On est en 1960. Adrien et Marie-Louise Kruch, venus de leur Alsace natale, se posent à Richardménil.  Tous deux travaillent dans un restaurant de la rue Saint-Julien, à Nancy et décident donc de voler de leurs propres ailes. Ça se passera du côté du canal, chemin de La Levrette, Au Bon accueil.

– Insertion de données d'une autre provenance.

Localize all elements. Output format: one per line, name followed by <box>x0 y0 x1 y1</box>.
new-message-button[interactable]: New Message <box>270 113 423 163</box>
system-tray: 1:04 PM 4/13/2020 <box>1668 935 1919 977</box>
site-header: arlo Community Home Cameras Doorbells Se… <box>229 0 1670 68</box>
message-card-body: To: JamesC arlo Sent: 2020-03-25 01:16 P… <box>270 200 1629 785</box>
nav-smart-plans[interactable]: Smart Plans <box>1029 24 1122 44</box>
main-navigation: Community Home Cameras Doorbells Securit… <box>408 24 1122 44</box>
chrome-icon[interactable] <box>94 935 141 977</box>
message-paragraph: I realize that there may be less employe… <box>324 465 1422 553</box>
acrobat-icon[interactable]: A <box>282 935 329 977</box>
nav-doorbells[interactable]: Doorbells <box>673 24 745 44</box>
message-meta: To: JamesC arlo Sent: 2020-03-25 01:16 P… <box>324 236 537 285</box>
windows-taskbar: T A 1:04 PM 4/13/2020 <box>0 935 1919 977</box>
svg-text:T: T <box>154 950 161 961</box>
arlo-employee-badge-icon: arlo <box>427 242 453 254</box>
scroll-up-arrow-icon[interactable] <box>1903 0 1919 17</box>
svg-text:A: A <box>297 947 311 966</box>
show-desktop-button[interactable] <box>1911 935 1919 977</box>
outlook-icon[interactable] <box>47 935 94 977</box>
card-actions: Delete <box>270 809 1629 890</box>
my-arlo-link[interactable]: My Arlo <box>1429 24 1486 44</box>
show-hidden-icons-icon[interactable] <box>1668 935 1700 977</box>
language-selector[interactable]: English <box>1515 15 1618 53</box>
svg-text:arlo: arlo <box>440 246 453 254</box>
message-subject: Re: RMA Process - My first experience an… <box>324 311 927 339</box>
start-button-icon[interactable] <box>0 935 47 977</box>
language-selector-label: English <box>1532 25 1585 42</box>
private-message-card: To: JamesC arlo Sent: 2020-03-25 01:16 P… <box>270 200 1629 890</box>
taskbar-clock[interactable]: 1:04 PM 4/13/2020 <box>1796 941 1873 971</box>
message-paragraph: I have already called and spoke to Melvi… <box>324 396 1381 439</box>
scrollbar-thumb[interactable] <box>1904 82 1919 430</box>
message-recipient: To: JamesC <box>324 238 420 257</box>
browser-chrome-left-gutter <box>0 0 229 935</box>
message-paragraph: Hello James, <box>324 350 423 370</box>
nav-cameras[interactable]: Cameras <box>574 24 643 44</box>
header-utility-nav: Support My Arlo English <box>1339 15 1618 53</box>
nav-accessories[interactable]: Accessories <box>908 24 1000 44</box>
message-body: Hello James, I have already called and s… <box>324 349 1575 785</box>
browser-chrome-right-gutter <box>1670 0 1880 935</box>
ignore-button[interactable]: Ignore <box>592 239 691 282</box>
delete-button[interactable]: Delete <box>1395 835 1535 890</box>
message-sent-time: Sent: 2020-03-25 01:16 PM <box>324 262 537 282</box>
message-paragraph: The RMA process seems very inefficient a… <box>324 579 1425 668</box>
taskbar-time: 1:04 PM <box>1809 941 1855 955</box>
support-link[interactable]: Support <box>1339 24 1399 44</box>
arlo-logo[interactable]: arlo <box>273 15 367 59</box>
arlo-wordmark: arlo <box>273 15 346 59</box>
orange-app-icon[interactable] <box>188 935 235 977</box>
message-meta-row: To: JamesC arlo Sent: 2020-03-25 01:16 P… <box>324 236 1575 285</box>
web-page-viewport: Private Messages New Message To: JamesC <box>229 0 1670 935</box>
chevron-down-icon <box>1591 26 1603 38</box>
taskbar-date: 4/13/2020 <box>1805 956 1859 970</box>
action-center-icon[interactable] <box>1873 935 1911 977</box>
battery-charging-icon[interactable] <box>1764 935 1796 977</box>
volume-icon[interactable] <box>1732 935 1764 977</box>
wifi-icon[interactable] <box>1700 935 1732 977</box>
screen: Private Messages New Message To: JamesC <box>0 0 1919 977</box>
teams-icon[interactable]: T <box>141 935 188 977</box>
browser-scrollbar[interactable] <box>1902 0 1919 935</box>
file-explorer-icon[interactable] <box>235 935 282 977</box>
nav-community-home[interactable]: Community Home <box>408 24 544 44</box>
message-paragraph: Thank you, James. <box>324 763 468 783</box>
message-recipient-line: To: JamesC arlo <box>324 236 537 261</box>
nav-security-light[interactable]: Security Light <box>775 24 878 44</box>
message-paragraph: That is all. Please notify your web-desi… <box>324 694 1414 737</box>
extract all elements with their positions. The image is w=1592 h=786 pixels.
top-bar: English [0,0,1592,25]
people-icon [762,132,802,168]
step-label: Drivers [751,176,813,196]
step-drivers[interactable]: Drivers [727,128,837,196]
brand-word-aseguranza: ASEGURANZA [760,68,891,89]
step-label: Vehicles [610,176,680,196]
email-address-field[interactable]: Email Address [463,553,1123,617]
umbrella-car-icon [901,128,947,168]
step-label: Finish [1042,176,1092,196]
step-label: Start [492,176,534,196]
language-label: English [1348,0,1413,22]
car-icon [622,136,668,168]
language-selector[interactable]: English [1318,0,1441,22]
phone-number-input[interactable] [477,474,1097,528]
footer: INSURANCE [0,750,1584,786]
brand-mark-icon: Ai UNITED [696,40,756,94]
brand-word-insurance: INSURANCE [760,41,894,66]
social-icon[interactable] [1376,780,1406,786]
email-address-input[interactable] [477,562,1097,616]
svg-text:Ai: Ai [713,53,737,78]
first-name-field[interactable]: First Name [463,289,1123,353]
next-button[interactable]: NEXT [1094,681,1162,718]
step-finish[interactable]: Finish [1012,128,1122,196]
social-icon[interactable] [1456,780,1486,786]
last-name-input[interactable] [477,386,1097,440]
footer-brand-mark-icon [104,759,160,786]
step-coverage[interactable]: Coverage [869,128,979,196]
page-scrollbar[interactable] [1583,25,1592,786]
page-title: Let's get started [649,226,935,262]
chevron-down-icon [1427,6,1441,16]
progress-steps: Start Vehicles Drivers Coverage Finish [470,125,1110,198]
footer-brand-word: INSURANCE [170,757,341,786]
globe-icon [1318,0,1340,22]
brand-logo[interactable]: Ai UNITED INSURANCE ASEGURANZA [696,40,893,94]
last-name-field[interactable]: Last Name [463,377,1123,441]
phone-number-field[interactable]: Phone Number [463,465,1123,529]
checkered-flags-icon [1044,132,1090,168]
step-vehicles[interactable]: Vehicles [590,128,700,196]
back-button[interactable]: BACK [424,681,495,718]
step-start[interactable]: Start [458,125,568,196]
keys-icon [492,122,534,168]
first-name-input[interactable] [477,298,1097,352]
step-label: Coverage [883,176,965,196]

Il faut dire que l’établissement a une carte maîtresse suscitant un coup de cœur pour Adrien… À savoir sa fabuleuse cave de vigneron. Lui aux fourneaux, elle, en salle, le couple fait du restaurant un lieu prisé grâce au bouche-à-oreille. À partir de 1975, la fréquentation explose.

Exceptionnelle cave

Dans la salle, les trois enfants du foyer voient leur destinée toute tracée. À l’heure de la retraite des parents, Patrick se pose en cuisine avec ses recettes généreuses, sublimant les abats et mettant à l’honneur les plats traditionnels. Dominique sera en salle tout comme Philippe qui choiera également la cave dont la réputation a largement dépassé les frontières communales.

En 2012, sa fille Anne-Sophie entre dans la danse, rejointe par son frère Romain, en avril 2015. Celui-ci affiche une solide expérience dans des grands établissements. La troisième génération est aux commandes. L’épopée familiale se poursuit, poussée par un nouveau souffle. « C’est vrai que ça n’a pas été simple… Nous avons perdu une partie de notre clientèle, notamment celle du BTP habituée aux repas à rallonge et aux portions plus que généreuses. Mais nous en avons accueilli une nouvelle », résume Anne-Sophie.

Cuisine nouvelle

Les enfants de Philippe Kruch ont dû faire face. Face aux changements d’habitudes, entre autres. « Les gens mangent différemment, moins gras. Avant, c’était tête de veau et baeckeoffe. Désormais, nous suivons les saisons et nous avons réduit la carte. Romain a posé son empreinte, en douceur. Mais la transition n’a pas été facile. »

Quant à la cave, elle a, elle aussi, été calibrée pour son époque. « On est passé de 20 000 bouteilles, à la grande époque, à 2 000 ! Avant, on achetait du vin primeur que l’on laissait vieillir. Maintenant, le vin acheté doit pouvoir être bu dans la foulée. Et puis, nous travaillons beaucoup au verre, nous n’avons pas le choix. »

Mais les efforts paient. En 2017, avec le titre de Maître Restaurateur, et en 2020 avec un Bib Gourmand décerné Au Bon Accueil par le Guide Michelin. Distinction récompensant une table gastronomique au juste prix et le travail de produits de qualité.

Faire face, encore

2020, une année qui aurait dû voir la famille Kruch fêter ses six décennies à la tête de l’institution. Le Covid en décidera autrement… Et compliquera les journées de travail. « Nous avons dû faire face à l’ inflation des matières premières, à la flambée des prix de l’énergie, du vin aussi… »

Pas suffisant pour entamer la détermination de la fratrie qu’une clientèle fidèle conforte dans ses choix. « Nous avons des personnes ayant connu nos grands-parents et nos parents ! Certaines sont centenaires et se souviennent de tout, de chaque détail. Certains se sont mariés ici, ont fait des baptêmes… Leurs souvenirs, ici, sont intacts et la nouvelle cuisine leur plaît… Ça fait vraiment chaud au cœur », relève Anne-Sophie Kruch.

Et si l’avenir n’autorise aucune certitude, la fierté de perpétuer l’aventure familiale, commencée il y a 65 ans, reste solidement ancrée. Un cas unique dans la région.